Schimmel ist ein sehr starkes Allergen, das häufig Probleme bereitet, lange bevor es sich sichtbar an der Wand ausbreitet.

Umfassende Allergiediagnostik —

Das Wesentliche ist die Anamnese.

Erst die Anamnese, die häufig viel Zeit in Anspruch nimmt, legt das weitere Vorgehen fest. Je nach Fragestellung folgen dann Allergietests an der Haut in verschiedenen Verfahren und / oder im Blut.

Die Untersuchungen auf spezifische Antikörper im Blut erfolgen im eigenen Serum-Labor, unter Verwendung derselben Allergene, die auch bei der Hauttestung zum Einsatz kamen. Durch diese Diagnostik "aus einem Guss" wird die Aussagekraft optimiert, in besonderen Problemkonstellationen wird die Provokation am erkrankten Organ eingesetzt. Hierfür bieten sich – je nach Fragestellung – die nasale, konjunktivale, bronchiale und orale Provokation an.

 

Steht eine Allergie durch seltene Allergene aus dem alltäglichen oder beruflichen Umfeld zur Diskussion, so kann in unserem Allergen-Labor ein Testextrakt nach Lehrbuchkriterien hergestellt werden. Dies ermöglicht uns, die Diagnostik zu Ende zu führen, was andernfalls ausgeschlossen wäre.

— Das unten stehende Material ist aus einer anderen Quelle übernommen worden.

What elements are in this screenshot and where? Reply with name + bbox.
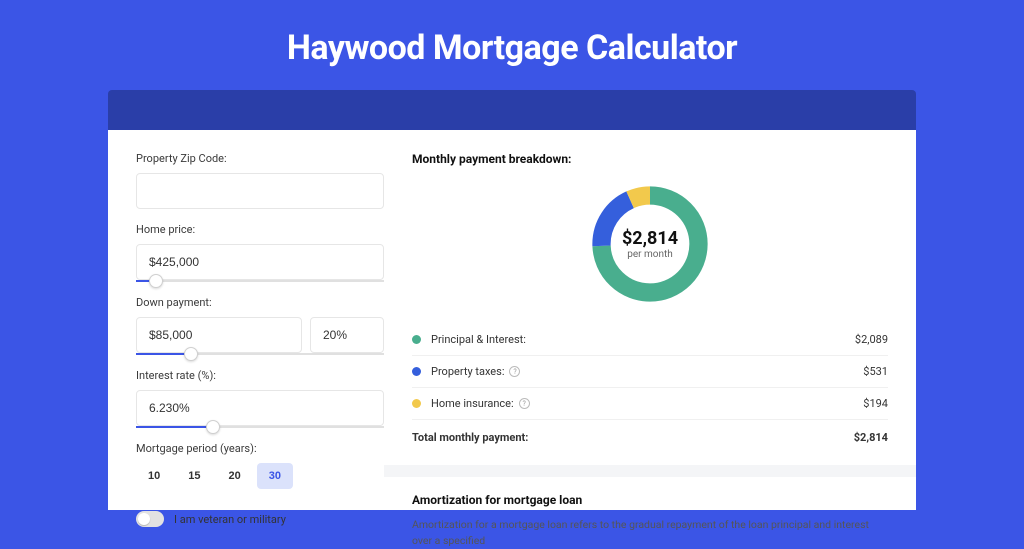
interest-label: Interest rate (%):	[136, 369, 384, 382]
legend-value-taxes: $531	[863, 365, 888, 378]
period-label: Mortgage period (years):	[136, 442, 384, 455]
input-column: Property Zip Code: Home price: Down paym…	[136, 152, 384, 510]
period-option-15[interactable]: 15	[176, 463, 212, 489]
legend-value-insurance: $194	[863, 397, 888, 410]
legend-label-taxes: Property taxes: ?	[431, 365, 863, 378]
legend-value-principal: $2,089	[855, 333, 888, 346]
down-payment-pct-input[interactable]	[310, 317, 384, 353]
legend-row-total: Total monthly payment: $2,814	[412, 420, 888, 453]
period-options: 10 15 20 30	[136, 463, 384, 489]
down-payment-field-group: Down payment:	[136, 296, 384, 355]
legend-row-principal: Principal & Interest: $2,089	[412, 324, 888, 356]
legend-dot-taxes	[412, 367, 421, 376]
legend-dot-principal	[412, 335, 421, 344]
home-price-field-group: Home price:	[136, 223, 384, 282]
zip-input[interactable]	[136, 173, 384, 209]
donut-center: $2,814 per month	[586, 180, 714, 308]
veteran-label: I am veteran or military	[174, 513, 286, 526]
down-payment-input[interactable]	[136, 317, 302, 353]
donut-chart-wrap: $2,814 per month	[412, 180, 888, 308]
page-title: Haywood Mortgage Calculator	[0, 0, 1024, 90]
legend-text-taxes: Property taxes:	[431, 365, 504, 378]
amortization-title: Amortization for mortgage loan	[412, 493, 888, 507]
interest-field-group: Interest rate (%):	[136, 369, 384, 428]
down-payment-slider[interactable]	[136, 353, 384, 355]
legend-dot-insurance	[412, 399, 421, 408]
period-option-30[interactable]: 30	[257, 463, 293, 489]
interest-slider-thumb[interactable]	[206, 420, 220, 434]
legend-row-insurance: Home insurance: ? $194	[412, 388, 888, 420]
home-price-slider[interactable]	[136, 280, 384, 282]
calculator-panel: Property Zip Code: Home price: Down paym…	[108, 130, 916, 510]
breakdown-column: Monthly payment breakdown: $2,814 per mo…	[412, 152, 888, 510]
info-icon[interactable]: ?	[519, 398, 530, 409]
veteran-toggle[interactable]	[136, 511, 164, 527]
home-price-input[interactable]	[136, 244, 384, 280]
home-price-label: Home price:	[136, 223, 384, 236]
period-option-10[interactable]: 10	[136, 463, 172, 489]
legend-label-principal: Principal & Interest:	[431, 333, 855, 346]
legend-label-insurance: Home insurance: ?	[431, 397, 863, 410]
down-payment-label: Down payment:	[136, 296, 384, 309]
legend-row-taxes: Property taxes: ? $531	[412, 356, 888, 388]
veteran-toggle-row: I am veteran or military	[136, 511, 384, 527]
donut-chart: $2,814 per month	[586, 180, 714, 308]
period-field-group: Mortgage period (years): 10 15 20 30	[136, 442, 384, 489]
info-icon[interactable]: ?	[509, 366, 520, 377]
interest-slider[interactable]	[136, 426, 384, 428]
header-bar	[108, 90, 916, 130]
donut-sub: per month	[627, 249, 673, 260]
legend-text-insurance: Home insurance:	[431, 397, 514, 410]
breakdown-title: Monthly payment breakdown:	[412, 152, 888, 166]
period-option-20[interactable]: 20	[217, 463, 253, 489]
home-price-slider-thumb[interactable]	[149, 274, 163, 288]
donut-amount: $2,814	[622, 228, 678, 249]
legend-label-total: Total monthly payment:	[412, 431, 854, 444]
zip-field-group: Property Zip Code:	[136, 152, 384, 209]
veteran-toggle-knob	[138, 513, 150, 525]
amortization-section: Amortization for mortgage loan Amortizat…	[384, 465, 916, 549]
legend-value-total: $2,814	[854, 431, 888, 444]
down-payment-slider-thumb[interactable]	[184, 347, 198, 361]
amortization-text: Amortization for a mortgage loan refers …	[412, 517, 888, 549]
zip-label: Property Zip Code:	[136, 152, 384, 165]
interest-input[interactable]	[136, 390, 384, 426]
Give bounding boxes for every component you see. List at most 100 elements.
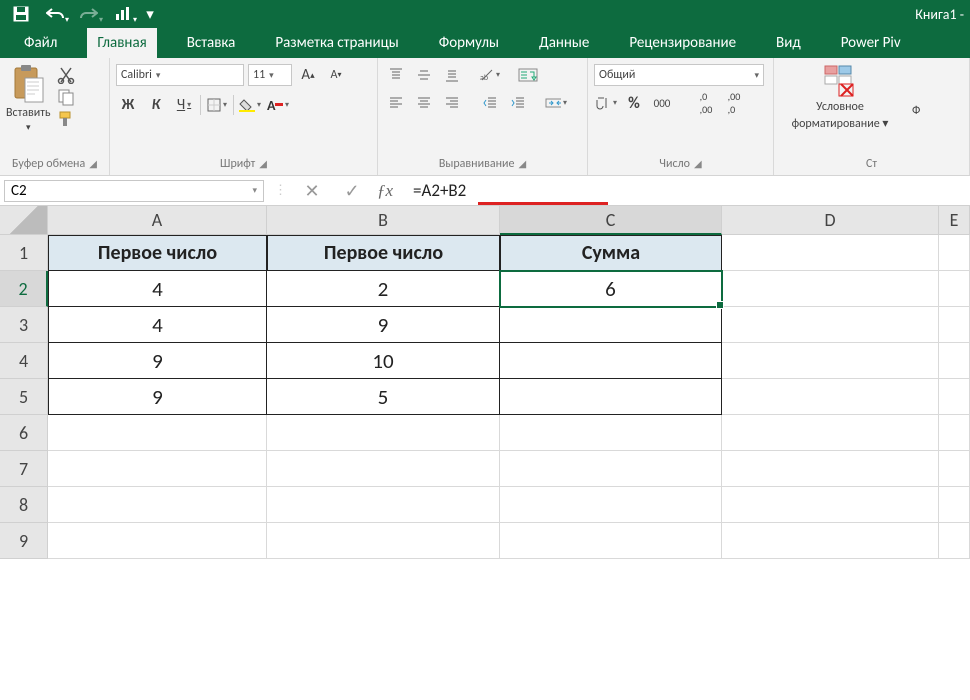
cell-D2[interactable] [722,271,939,307]
redo-icon[interactable] [74,3,104,25]
tab-formulas[interactable]: Формулы [429,28,509,58]
cell-A4[interactable]: 9 [48,343,267,379]
qat-customize-icon[interactable]: ▾ [142,3,158,25]
undo-icon[interactable] [40,3,70,25]
cell-A7[interactable] [48,451,267,487]
align-top-icon[interactable] [384,64,408,86]
tab-review[interactable]: Рецензирование [619,28,746,58]
format-painter-icon[interactable] [57,110,75,128]
borders-icon[interactable] [205,94,229,116]
tab-powerpivot[interactable]: Power Piv [831,28,911,58]
decrease-indent-icon[interactable] [478,92,502,114]
italic-button[interactable]: К [144,94,168,116]
col-header-D[interactable]: D [722,206,939,235]
row-header-2[interactable]: 2 [0,271,48,307]
cell-E8[interactable] [939,487,970,523]
percent-icon[interactable]: % [622,92,646,114]
cell-A6[interactable] [48,415,267,451]
number-format-combo[interactable]: Общий▾ [594,64,764,86]
align-right-icon[interactable] [440,92,464,114]
cell-B5[interactable]: 5 [267,379,500,415]
font-size-combo[interactable]: 11▾ [248,64,292,86]
row-header-4[interactable]: 4 [0,343,48,379]
cell-A5[interactable]: 9 [48,379,267,415]
tab-home[interactable]: Главная [87,28,156,58]
cell-C5[interactable] [500,379,722,415]
cell-A8[interactable] [48,487,267,523]
comma-style-icon[interactable]: 000 [650,92,674,114]
cell-A1[interactable]: Первое число [48,235,267,271]
wrap-text-icon[interactable] [516,64,540,86]
cell-C6[interactable] [500,415,722,451]
formula-input[interactable]: =A2+B2 [403,180,466,201]
copy-icon[interactable] [57,88,75,106]
cell-A9[interactable] [48,523,267,559]
cell-C8[interactable] [500,487,722,523]
save-icon[interactable] [6,3,36,25]
spreadsheet-grid[interactable]: A B C D E 1 Первое число Первое число Су… [0,206,970,559]
cell-B8[interactable] [267,487,500,523]
tab-file[interactable]: Файл [14,28,67,58]
cell-B6[interactable] [267,415,500,451]
row-header-1[interactable]: 1 [0,235,48,271]
decrease-decimal-icon[interactable]: ,00,0 [722,92,746,114]
tab-view[interactable]: Вид [766,28,811,58]
fx-icon[interactable]: ƒx [377,181,393,201]
bold-button[interactable]: Ж [116,94,140,116]
row-header-3[interactable]: 3 [0,307,48,343]
cell-C2[interactable]: 6 [500,271,722,307]
font-name-combo[interactable]: Calibri▾ [116,64,244,86]
font-color-icon[interactable]: A [266,94,290,116]
cell-D4[interactable] [722,343,939,379]
cell-A2[interactable]: 4 [48,271,267,307]
col-header-E[interactable]: E [939,206,970,235]
cell-E2[interactable] [939,271,970,307]
tab-data[interactable]: Данные [529,28,599,58]
cell-B2[interactable]: 2 [267,271,500,307]
cell-E7[interactable] [939,451,970,487]
tab-insert[interactable]: Вставка [177,28,246,58]
cell-D8[interactable] [722,487,939,523]
align-center-icon[interactable] [412,92,436,114]
cell-C1[interactable]: Сумма [500,235,722,271]
col-header-C[interactable]: C [500,206,722,235]
col-header-A[interactable]: A [48,206,267,235]
clipboard-dialog-launcher-icon[interactable]: ◢ [89,157,97,171]
cell-E9[interactable] [939,523,970,559]
row-header-5[interactable]: 5 [0,379,48,415]
format-styles-extra[interactable]: Ф [912,64,920,118]
cell-B7[interactable] [267,451,500,487]
select-all-corner[interactable] [0,206,48,235]
row-header-6[interactable]: 6 [0,415,48,451]
cell-D6[interactable] [722,415,939,451]
decrease-font-icon[interactable]: A▾ [324,64,348,86]
row-header-9[interactable]: 9 [0,523,48,559]
accept-formula-icon[interactable]: ✓ [337,180,367,202]
cell-E6[interactable] [939,415,970,451]
align-left-icon[interactable] [384,92,408,114]
cell-B9[interactable] [267,523,500,559]
increase-indent-icon[interactable] [506,92,530,114]
cell-D9[interactable] [722,523,939,559]
paste-button[interactable]: Вставить ▾ [6,64,51,133]
cell-B1[interactable]: Первое число [267,235,500,271]
name-box[interactable]: C2 ▾ [4,180,264,202]
increase-decimal-icon[interactable]: ,0,00 [694,92,718,114]
number-dialog-launcher-icon[interactable]: ◢ [694,157,702,171]
cell-B3[interactable]: 9 [267,307,500,343]
cell-B4[interactable]: 10 [267,343,500,379]
align-bottom-icon[interactable] [440,64,464,86]
cell-C9[interactable] [500,523,722,559]
fill-color-icon[interactable] [238,94,262,116]
tab-page-layout[interactable]: Разметка страницы [265,28,408,58]
cell-E4[interactable] [939,343,970,379]
row-header-7[interactable]: 7 [0,451,48,487]
cancel-formula-icon[interactable]: ✕ [297,180,327,202]
increase-font-icon[interactable]: A▴ [296,64,320,86]
merge-center-icon[interactable] [544,92,568,114]
cell-E5[interactable] [939,379,970,415]
col-header-B[interactable]: B [267,206,500,235]
cell-A3[interactable]: 4 [48,307,267,343]
cell-D3[interactable] [722,307,939,343]
conditional-formatting-button[interactable]: Условное форматирование ▾ [780,64,900,131]
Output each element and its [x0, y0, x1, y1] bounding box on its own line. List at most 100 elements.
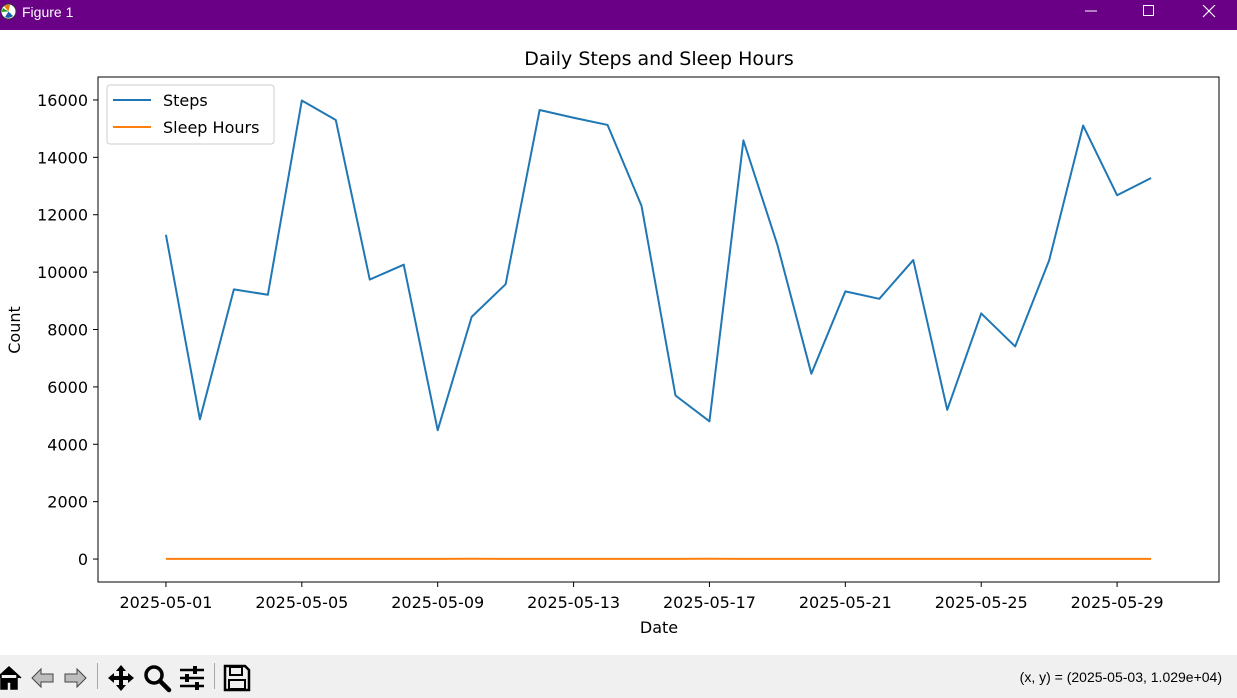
- data-point-sleep-hours: [437, 558, 439, 560]
- data-point-steps: [674, 394, 676, 396]
- data-point-sleep-hours: [301, 558, 303, 560]
- data-point-sleep-hours: [641, 558, 643, 560]
- data-point-steps: [1048, 259, 1050, 261]
- data-point-sleep-hours: [1116, 558, 1118, 560]
- data-point-sleep-hours: [267, 558, 269, 560]
- maximize-button[interactable]: [1126, 0, 1172, 30]
- window-title: Figure 1: [22, 4, 74, 20]
- data-point-sleep-hours: [335, 558, 337, 560]
- data-point-sleep-hours: [912, 558, 914, 560]
- data-point-steps: [165, 234, 167, 236]
- cursor-coordinates: (x, y) = (2025-05-03, 1.029e+04): [1019, 669, 1222, 685]
- x-tick-label: 2025-05-01: [119, 593, 212, 612]
- data-point-steps: [199, 418, 201, 420]
- data-point-steps: [810, 373, 812, 375]
- data-point-steps: [505, 283, 507, 285]
- x-tick-label: 2025-05-25: [935, 593, 1028, 612]
- save-icon[interactable]: [222, 663, 252, 693]
- matplotlib-logo-icon: [0, 3, 17, 20]
- x-tick-label: 2025-05-05: [255, 593, 348, 612]
- data-point-steps: [844, 290, 846, 292]
- back-icon[interactable]: [28, 663, 58, 693]
- y-tick-label: 6000: [47, 378, 88, 397]
- chart-title: Daily Steps and Sleep Hours: [524, 48, 794, 70]
- data-point-steps: [335, 119, 337, 121]
- x-axis: 2025-05-01 2025-05-05 2025-05-09 2025-05-13…: [119, 582, 1164, 612]
- toolbar-separator: [97, 663, 98, 689]
- minimize-button[interactable]: [1068, 0, 1114, 30]
- data-point-sleep-hours: [505, 558, 507, 560]
- chart: Daily Steps and Sleep Hours 0 2000 4000 600…: [5, 48, 1220, 637]
- x-tick-label: 2025-05-09: [391, 593, 484, 612]
- data-point-sleep-hours: [674, 558, 676, 560]
- data-point-sleep-hours: [165, 558, 167, 560]
- data-point-sleep-hours: [878, 558, 880, 560]
- data-point-sleep-hours: [1014, 558, 1016, 560]
- y-axis: 0 2000 4000 6000 8000 10000 12000 14000 16000: [37, 91, 98, 569]
- window-titlebar: Figure 1: [0, 0, 1237, 30]
- y-tick-label: 10000: [37, 263, 88, 282]
- data-point-sleep-hours: [946, 558, 948, 560]
- data-point-steps: [573, 117, 575, 119]
- data-point-steps: [267, 294, 269, 296]
- y-tick-label: 12000: [37, 206, 88, 225]
- data-point-steps: [301, 100, 303, 102]
- home-icon[interactable]: [0, 663, 24, 693]
- data-point-sleep-hours: [199, 558, 201, 560]
- data-point-sleep-hours: [776, 558, 778, 560]
- data-point-steps: [369, 279, 371, 281]
- pan-icon[interactable]: [106, 663, 136, 693]
- data-point-sleep-hours: [980, 558, 982, 560]
- data-point-steps: [980, 312, 982, 314]
- data-point-sleep-hours: [539, 558, 541, 560]
- data-point-sleep-hours: [844, 558, 846, 560]
- close-icon: [1202, 5, 1216, 18]
- data-point-sleep-hours: [573, 558, 575, 560]
- x-axis-label: Date: [640, 618, 678, 637]
- data-point-sleep-hours: [233, 558, 235, 560]
- data-point-sleep-hours: [708, 558, 710, 560]
- data-point-steps: [776, 244, 778, 246]
- legend-label-sleep-hours: Sleep Hours: [163, 118, 259, 137]
- y-tick-label: 0: [78, 550, 88, 569]
- data-point-sleep-hours: [471, 558, 473, 560]
- data-point-sleep-hours: [607, 558, 609, 560]
- data-point-sleep-hours: [810, 558, 812, 560]
- data-point-sleep-hours: [1048, 558, 1050, 560]
- y-tick-label: 2000: [47, 493, 88, 512]
- data-point-steps: [641, 205, 643, 207]
- data-point-steps: [607, 124, 609, 126]
- x-tick-label: 2025-05-13: [527, 593, 620, 612]
- data-point-sleep-hours: [1082, 558, 1084, 560]
- navigation-toolbar: (x, y) = (2025-05-03, 1.029e+04): [0, 655, 1237, 698]
- data-point-steps: [1116, 194, 1118, 196]
- maximize-icon: [1143, 5, 1154, 16]
- data-point-steps: [471, 316, 473, 318]
- forward-icon[interactable]: [60, 663, 90, 693]
- configure-subplots-icon[interactable]: [177, 663, 207, 693]
- x-tick-label: 2025-05-17: [663, 593, 756, 612]
- y-axis-label: Count: [5, 306, 24, 354]
- y-tick-label: 16000: [37, 91, 88, 110]
- data-point-steps: [708, 420, 710, 422]
- data-point-steps: [742, 139, 744, 141]
- y-tick-label: 4000: [47, 435, 88, 454]
- figure-canvas[interactable]: Daily Steps and Sleep Hours 0 2000 4000 600…: [0, 30, 1237, 655]
- data-point-steps: [1082, 124, 1084, 126]
- plot-area: [97, 76, 1220, 583]
- data-point-steps: [912, 259, 914, 261]
- x-tick-label: 2025-05-29: [1071, 593, 1164, 612]
- legend: Steps Sleep Hours: [106, 84, 275, 145]
- close-button[interactable]: [1186, 0, 1232, 30]
- data-point-steps: [437, 429, 439, 431]
- data-point-sleep-hours: [403, 558, 405, 560]
- data-point-steps: [233, 288, 235, 290]
- y-tick-label: 8000: [47, 321, 88, 340]
- x-tick-label: 2025-05-21: [799, 593, 892, 612]
- data-point-sleep-hours: [742, 558, 744, 560]
- zoom-icon[interactable]: [142, 663, 172, 693]
- y-tick-label: 14000: [37, 148, 88, 167]
- toolbar-separator: [214, 663, 215, 689]
- series-lines: [164, 99, 1152, 560]
- minimize-icon: [1085, 10, 1097, 12]
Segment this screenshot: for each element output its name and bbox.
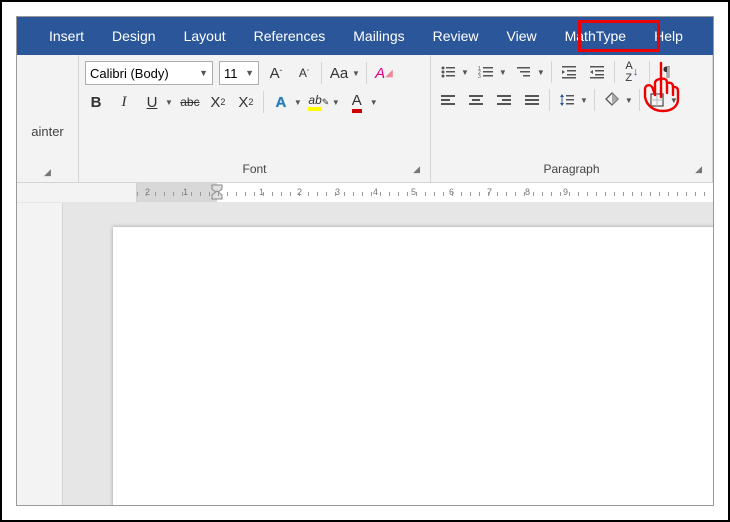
svg-text:3: 3 xyxy=(478,74,481,80)
separator xyxy=(649,61,650,83)
chevron-down-icon[interactable]: ▼ xyxy=(461,68,469,77)
tab-design[interactable]: Design xyxy=(98,17,170,55)
ruler-number: 1 xyxy=(183,187,188,197)
clear-formatting-button[interactable]: A◢ xyxy=(373,62,395,84)
tab-layout[interactable]: Layout xyxy=(170,17,240,55)
numbering-button[interactable]: 123 xyxy=(475,61,497,83)
separator xyxy=(549,89,550,111)
separator xyxy=(594,89,595,111)
ruler-number: 8 xyxy=(525,187,530,197)
tab-mathtype[interactable]: MathType xyxy=(551,17,640,55)
separator xyxy=(639,89,640,111)
shading-button[interactable] xyxy=(601,89,623,111)
tab-references[interactable]: References xyxy=(240,17,340,55)
chevron-down-icon: ▼ xyxy=(245,68,254,78)
italic-button[interactable]: I xyxy=(113,91,135,113)
superscript-button[interactable]: X2 xyxy=(235,91,257,113)
separator xyxy=(366,62,367,84)
chevron-down-icon[interactable]: ▼ xyxy=(165,98,173,107)
decrease-font-size-button[interactable]: Aˇ xyxy=(293,62,315,84)
justify-button[interactable] xyxy=(521,89,543,111)
horizontal-ruler[interactable]: 2 1 1 2 3 4 5 6 7 8 9 xyxy=(137,183,713,202)
line-spacing-button[interactable] xyxy=(556,89,578,111)
chevron-down-icon[interactable]: ▼ xyxy=(332,98,340,107)
chevron-down-icon[interactable]: ▼ xyxy=(670,96,678,105)
left-gutter xyxy=(17,203,63,505)
increase-indent-button[interactable] xyxy=(586,61,608,83)
text-effects-button[interactable]: A xyxy=(270,91,292,113)
chevron-down-icon[interactable]: ▼ xyxy=(352,69,360,78)
separator xyxy=(551,61,552,83)
align-right-button[interactable] xyxy=(493,89,515,111)
font-size-combo[interactable]: 11 ▼ xyxy=(219,61,259,85)
ribbon: ainter ◢ Calibri (Body) ▼ 11 ▼ xyxy=(17,55,713,183)
font-section: Calibri (Body) ▼ 11 ▼ Aˆ Aˇ Aa ▼ xyxy=(79,55,431,182)
align-center-button[interactable] xyxy=(465,89,487,111)
align-left-button[interactable] xyxy=(437,89,459,111)
font-color-button[interactable]: A xyxy=(346,91,368,113)
chevron-down-icon: ▼ xyxy=(199,68,208,78)
chevron-down-icon[interactable]: ▼ xyxy=(625,96,633,105)
bold-button[interactable]: B xyxy=(85,91,107,113)
ruler-number: 9 xyxy=(563,187,568,197)
font-section-label: Font xyxy=(242,162,266,176)
change-case-button[interactable]: Aa xyxy=(328,62,350,84)
clipboard-section: ainter ◢ xyxy=(17,55,79,182)
paragraph-dialog-launcher-icon[interactable]: ◢ xyxy=(695,164,702,175)
ruler-gutter xyxy=(17,183,137,202)
font-dialog-launcher-icon[interactable]: ◢ xyxy=(413,164,420,175)
chevron-down-icon[interactable]: ▼ xyxy=(499,68,507,77)
clipboard-dialog-launcher-icon[interactable]: ◢ xyxy=(44,167,51,178)
tab-mailings[interactable]: Mailings xyxy=(339,17,418,55)
tab-review[interactable]: Review xyxy=(419,17,493,55)
ruler-number: 4 xyxy=(373,187,378,197)
bullets-button[interactable] xyxy=(437,61,459,83)
tab-insert[interactable]: Insert xyxy=(35,17,98,55)
highlight-color-button[interactable]: ab✎ xyxy=(308,91,330,113)
increase-font-size-button[interactable]: Aˆ xyxy=(265,62,287,84)
borders-button[interactable] xyxy=(646,89,668,111)
separator xyxy=(321,62,322,84)
paragraph-section-label: Paragraph xyxy=(543,162,599,176)
decrease-indent-button[interactable] xyxy=(558,61,580,83)
separator xyxy=(614,61,615,83)
eraser-icon: ◢ xyxy=(385,68,393,79)
subscript-button[interactable]: X2 xyxy=(207,91,229,113)
menu-bar: Insert Design Layout References Mailings… xyxy=(17,17,713,55)
chevron-down-icon[interactable]: ▼ xyxy=(580,96,588,105)
show-hide-pilcrow-button[interactable]: ¶ xyxy=(656,61,678,83)
paragraph-section: ▼ 123 ▼ ▼ xyxy=(431,55,713,182)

Mit diesen eigenen Extrakten ist uns mehrfach die Erstbeschreibung von Allergenen gelungen (z. B. Phytase, Buckelkäfer, Amaranth, Insulin, Glukoseoxidase und Glukose-Peroxidase, Flohsamen).

 

Da Nahrungsmittelallergien oft nicht mit IgE-Sensibilisierungen einher gehen, ist in diesen Fällen die Zusammenarbeit zwischen Patient und Arzt besonders gefordert. Die Krankheitsbilder sind vielfältig und reichen von Symptomen der Atemwege und der Haut bis zu den selteneren Bildern von Migräne, Gelenkentzündungen, übermäßiger Müdigkeit und Konzentrationsmangel.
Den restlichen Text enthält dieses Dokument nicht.